The attention to detail at Del Posto was evident from the start. When we were led to our table, the waiter pulled the table out to allow for us to more easily get to the chairs, before pushing it back. Another arrived with a stool for my purse. Another host led me to the restroom when I asked where it was located. The sommelier selected three wines for us, after asking what we preferred. Our server explained the menu choices with great detail. Each course came on its own beautifully decorated plate (I got some major future-kitchen inspiration from this night).
We opted for the Captain’s Menu, with 8 courses tailored to the table. Our server asked us some questions about our food preferences (how did we like our meat prepared? how do we feel about blue cheese? how about shellfish?) Each course was nothing short of divine.

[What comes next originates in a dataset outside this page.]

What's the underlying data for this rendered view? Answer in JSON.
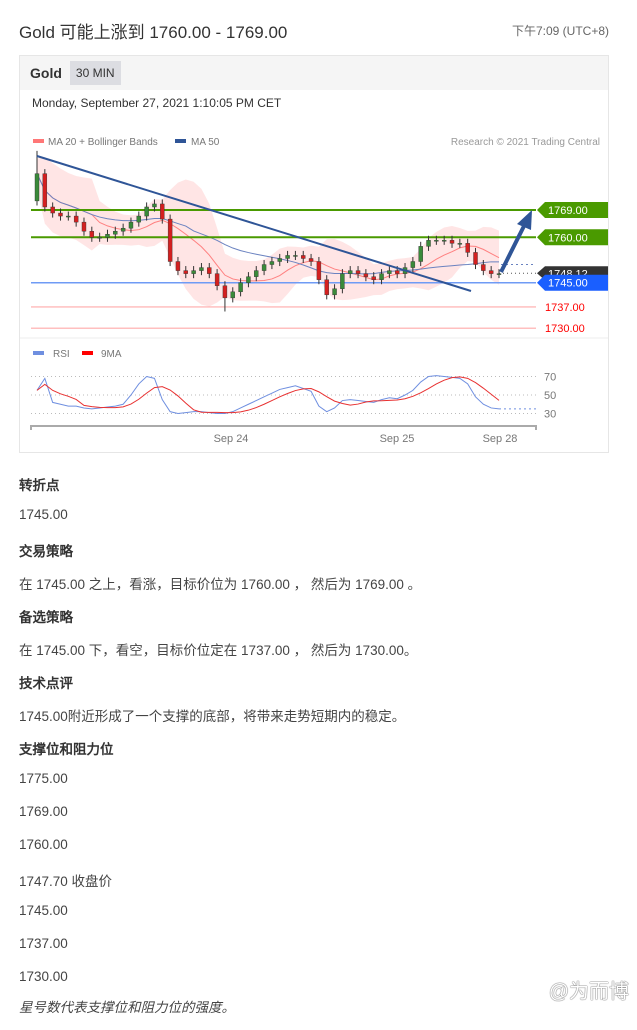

First, we were given warm hand towels scented with tomato and basil. The result? Our hands smelled like tomato and basil.
We started with “welcoming bites”: a bite sized rendition of eggplant parm, as a tribute to New York’s Little Italy.

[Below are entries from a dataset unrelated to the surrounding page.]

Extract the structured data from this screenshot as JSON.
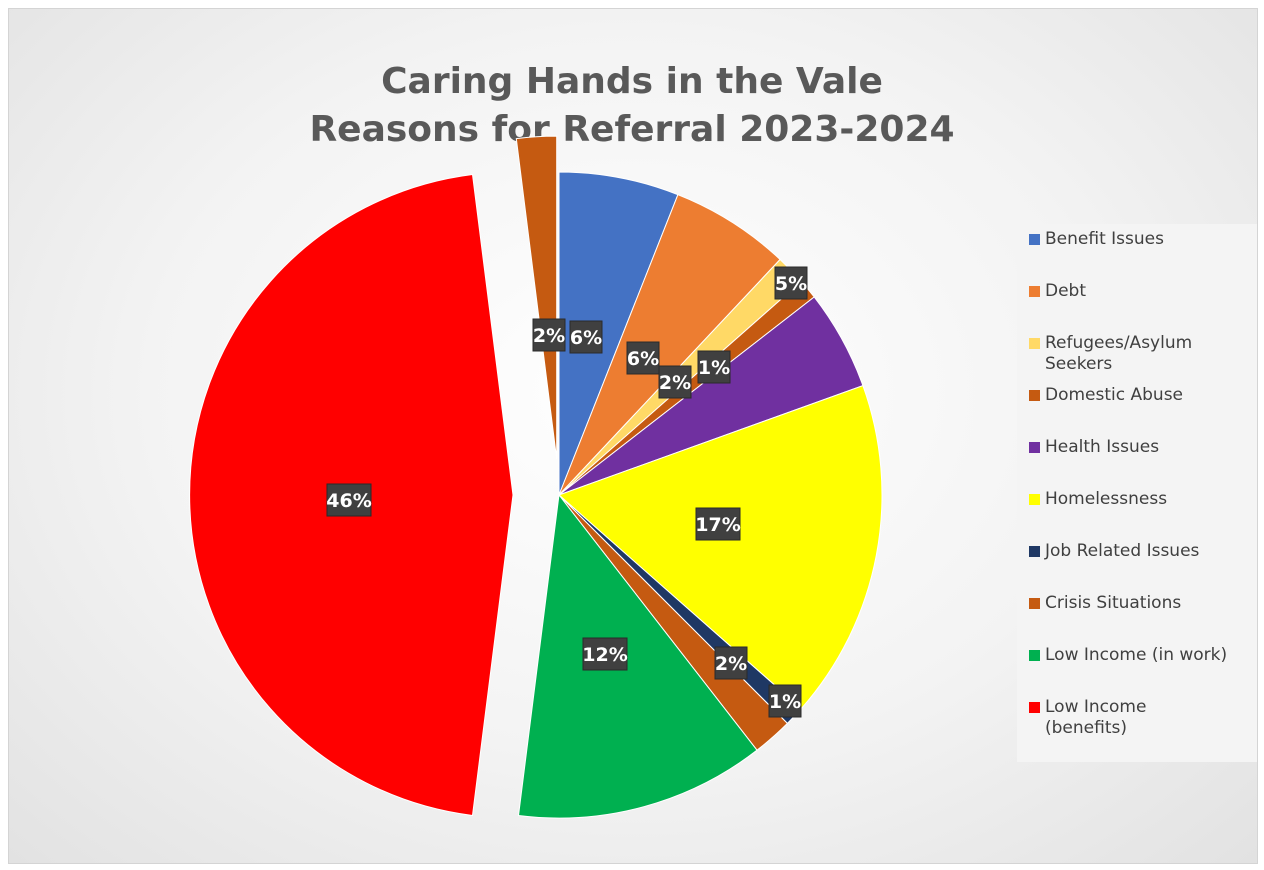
{
  "chart_data": {
    "type": "pie",
    "title_lines": [
      "Caring Hands in the Vale",
      "Reasons for Referral 2023-2024"
    ],
    "legend_position": "right",
    "slices": [
      {
        "name": "Benefit Issues",
        "value": 6,
        "label": "6%",
        "color": "#4472C4"
      },
      {
        "name": "Debt",
        "value": 6,
        "label": "6%",
        "color": "#ED7D31"
      },
      {
        "name": "Refugees/Asylum Seekers",
        "value": 1.5,
        "label": "2%",
        "color": "#FFD966"
      },
      {
        "name": "Domestic Abuse",
        "value": 1,
        "label": "1%",
        "color": "#C55A11"
      },
      {
        "name": "Health Issues",
        "value": 5,
        "label": "5%",
        "color": "#7030A0"
      },
      {
        "name": "Homelessness",
        "value": 17,
        "label": "17%",
        "color": "#FFFF00"
      },
      {
        "name": "Job Related Issues",
        "value": 1,
        "label": "1%",
        "color": "#1F3864"
      },
      {
        "name": "Crisis Situations",
        "value": 2,
        "label": "2%",
        "color": "#C55A11"
      },
      {
        "name": "Low Income (in work)",
        "value": 12.5,
        "label": "12%",
        "color": "#00B050"
      },
      {
        "name": "Low Income (benefits)",
        "value": 46,
        "label": "46%",
        "color": "#FF0000"
      },
      {
        "name": "",
        "value": 2,
        "label": "2%",
        "color": "#C55A11"
      }
    ],
    "legend": [
      {
        "lines": [
          "Benefit Issues"
        ],
        "color": "#4472C4"
      },
      {
        "lines": [
          "Debt"
        ],
        "color": "#ED7D31"
      },
      {
        "lines": [
          "Refugees/Asylum",
          "Seekers"
        ],
        "color": "#FFD966"
      },
      {
        "lines": [
          "Domestic Abuse"
        ],
        "color": "#C55A11"
      },
      {
        "lines": [
          "Health Issues"
        ],
        "color": "#7030A0"
      },
      {
        "lines": [
          "Homelessness"
        ],
        "color": "#FFFF00"
      },
      {
        "lines": [
          "Job Related Issues"
        ],
        "color": "#1F3864"
      },
      {
        "lines": [
          "Crisis Situations"
        ],
        "color": "#C55A11"
      },
      {
        "lines": [
          "Low Income (in work)"
        ],
        "color": "#00B050"
      },
      {
        "lines": [
          "Low Income",
          "(benefits)"
        ],
        "color": "#FF0000"
      }
    ]
  }
}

After the amuse-bouche, we had an asparagus “salad,” with three different methods of preparation. It was a very modern salad, and it tasted good.

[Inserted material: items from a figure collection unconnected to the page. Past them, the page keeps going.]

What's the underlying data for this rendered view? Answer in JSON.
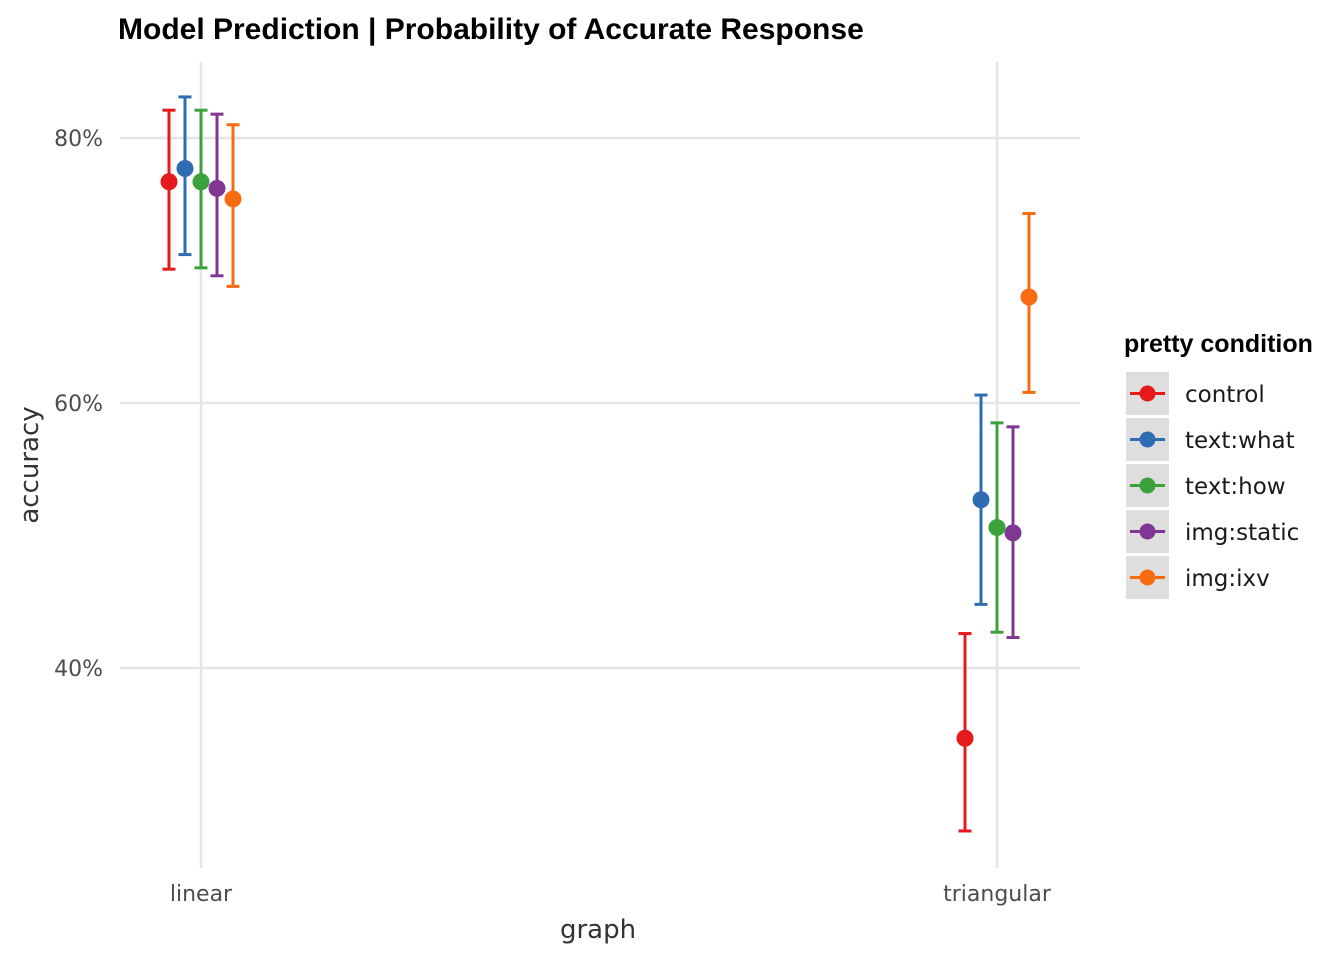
{
  "chart_data": {
    "type": "scatter",
    "title": "Model Prediction | Probability of Accurate Response",
    "xlabel": "graph",
    "ylabel": "accuracy",
    "categories": [
      "linear",
      "triangular"
    ],
    "y_ticks": [
      {
        "value": 0.4,
        "label": "40%"
      },
      {
        "value": 0.6,
        "label": "60%"
      },
      {
        "value": 0.8,
        "label": "80%"
      }
    ],
    "ylim": [
      0.27,
      0.86
    ],
    "grid": true,
    "legend_title": "pretty condition",
    "legend_position": "right",
    "series": [
      {
        "name": "control",
        "color": "#e41a1c",
        "points": [
          {
            "category": "linear",
            "y": 0.767,
            "ymin": 0.701,
            "ymax": 0.821
          },
          {
            "category": "triangular",
            "y": 0.347,
            "ymin": 0.277,
            "ymax": 0.426
          }
        ]
      },
      {
        "name": "text:what",
        "color": "#2f6db3",
        "points": [
          {
            "category": "linear",
            "y": 0.777,
            "ymin": 0.712,
            "ymax": 0.831
          },
          {
            "category": "triangular",
            "y": 0.527,
            "ymin": 0.448,
            "ymax": 0.606
          }
        ]
      },
      {
        "name": "text:how",
        "color": "#3ba13a",
        "points": [
          {
            "category": "linear",
            "y": 0.767,
            "ymin": 0.702,
            "ymax": 0.821
          },
          {
            "category": "triangular",
            "y": 0.506,
            "ymin": 0.427,
            "ymax": 0.585
          }
        ]
      },
      {
        "name": "img:static",
        "color": "#803794",
        "points": [
          {
            "category": "linear",
            "y": 0.762,
            "ymin": 0.696,
            "ymax": 0.818
          },
          {
            "category": "triangular",
            "y": 0.502,
            "ymin": 0.423,
            "ymax": 0.582
          }
        ]
      },
      {
        "name": "img:ixv",
        "color": "#f96b0f",
        "points": [
          {
            "category": "linear",
            "y": 0.754,
            "ymin": 0.688,
            "ymax": 0.81
          },
          {
            "category": "triangular",
            "y": 0.68,
            "ymin": 0.608,
            "ymax": 0.743
          }
        ]
      }
    ]
  }
}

Then onto the thinly sliced veal — it had an incredible flavor and texture.
For the pastas, we had a black truffle pasta, which was $20 extra per head. It was $20 amazingly spent. The black truffle butter was rich without being sickening; the truffle flavor was so vibrant; the pasta just melted in your mouth.
Then we had the orecchiette with rabbit sausage. The orecchiette had a great bite, and the rabbit was gamey in the best way.
For secondi, we had branzino (simply fantastic) and prime rib (cooked to perfection and great flavor). My only complaint was that the outside of the prime rib was a bit too charred for me. At any other place, this prime rib would have likely been the highlight of our meal, but Del Posto was THAT good that it was the weak link. That is a testament to the quality of the food here.
In between, we had a bread course, with incredible “bague-ssini,” a cross between a baguette and grissini, paired with a whipped crème fraîche concoction that was splendid. We also had a cheese course right before dessert, with soft fluffy bread and aged provolone. (This also came with its own warm hand towels, this time scented with lemon and herbs.)
The desserts were plentiful and fantastic. Here, they gave me and my friend different selections to allow sharing. Both were very, very good.
I had an espresso ice cream encased in a white chocolate shell; I usually am not a fan of white chocolate, but this was stellar. My friend had a semifreddo with chocolate crunches, which was like an Oreo ice cream cake but infinitely elevated.
We were also given some amaro gumdrops (the orange circles on the mini plate), cookies (in the giant ceramic eggshell), and truffle bites. By this point, we were so stuffed that I could not bring myself to eat anything more (which is saying a lot, as I absolutely love desserts).
Del Posto made dinner into an art, and I enjoyed every step of the process.